Depuis la formation de la Compagnie perpétuelle des Indes, le contrôle des Directeurs de Paris sur leurs agents à Pondichéry était devenu beaucoup plus absolu et plus direct qu’il ne l’était antérieurement à 1720. Ils entraient dans des détails sur lesquels l’administration de la Compagnie ne pouvait être compétente ; il en résulta des ordres arbitraires, souvent mal reçus, des malentendus, puis enfin de la mésintelligence ; ce fut ainsi qu’en décembre 1726, M. Le Noir, étant gouverneur, Dupleix fut suspendu de ses fonctions, par ordre des Directeurs ; Dupleix ne voulut pas profiter du passage gratuit qui lui fut offert pour rentrer en France ; il résolut d’attendre dans l’Inde l’effet d’un mémoire qu’il s’occupa immédiatement de rédiger. Il lui fallut près de quatre années pour obtenir enfin la justice qu’il sollicitait. La sentence de suspension fut rapportée le 30 septembre 1730 et, comme compensation de l’injustice dont il avait été victime, il fut bientôt après nommé intendant ou directeur de Chandernagor, poste retiré à un jeune officier que Le Noir y avait placé.

Depuis l’époque de sa première occupation en 1676, jusqu’à celle où Dupleix en devint l’intendant, Chandernagor n’avait été considéré que comme un établissement de très-mince importance. Ses colons, négligés par la Compagnie, manquant de ressources comme d’initiative, avaient toujours été impuissants à entreprendre de grandes affaires.
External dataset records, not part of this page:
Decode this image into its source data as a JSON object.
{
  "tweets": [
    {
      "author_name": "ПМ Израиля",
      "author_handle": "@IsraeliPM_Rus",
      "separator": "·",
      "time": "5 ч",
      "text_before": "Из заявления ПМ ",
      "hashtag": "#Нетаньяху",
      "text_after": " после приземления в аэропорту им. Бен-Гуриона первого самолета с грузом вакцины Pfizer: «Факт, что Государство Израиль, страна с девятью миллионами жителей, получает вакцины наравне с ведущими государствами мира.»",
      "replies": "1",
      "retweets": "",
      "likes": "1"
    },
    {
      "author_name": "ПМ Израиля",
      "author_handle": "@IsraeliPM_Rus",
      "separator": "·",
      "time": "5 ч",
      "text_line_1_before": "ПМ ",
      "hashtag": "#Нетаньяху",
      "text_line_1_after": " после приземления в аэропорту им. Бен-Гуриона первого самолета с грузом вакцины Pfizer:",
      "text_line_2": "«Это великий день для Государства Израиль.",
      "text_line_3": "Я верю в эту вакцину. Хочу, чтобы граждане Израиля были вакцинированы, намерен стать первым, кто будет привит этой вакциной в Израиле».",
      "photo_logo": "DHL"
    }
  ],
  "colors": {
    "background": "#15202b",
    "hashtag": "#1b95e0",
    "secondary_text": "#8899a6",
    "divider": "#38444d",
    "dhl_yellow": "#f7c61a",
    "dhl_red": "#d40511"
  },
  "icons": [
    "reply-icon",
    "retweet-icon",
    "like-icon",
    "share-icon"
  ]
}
Cette ville, ainsi que nous l’avons vu[1], avait été fortifiée en 1688. Des postes commerciaux dépendant de Chandernagor avaient aussi été établis à Kassim-Bazar, à Jongdia, Dacca, Balasore et Patna, mais leurs opérations n’étaient pas étendues. La longue pénurie d’argent de la Compagnie avait eu entre autres effets pernicieux celui de produire la stagnation, compagne ordinaire de la pauvreté. Les agents en étaient arrivés à regarder cette stagnation comme un état de choses normal et avaient ainsi perdu l’énergie, l’initiative et toute idée d’avenir. Leurs efforts se bornaient à faire face à une circonstance difficile,

  1. Chapitre premier.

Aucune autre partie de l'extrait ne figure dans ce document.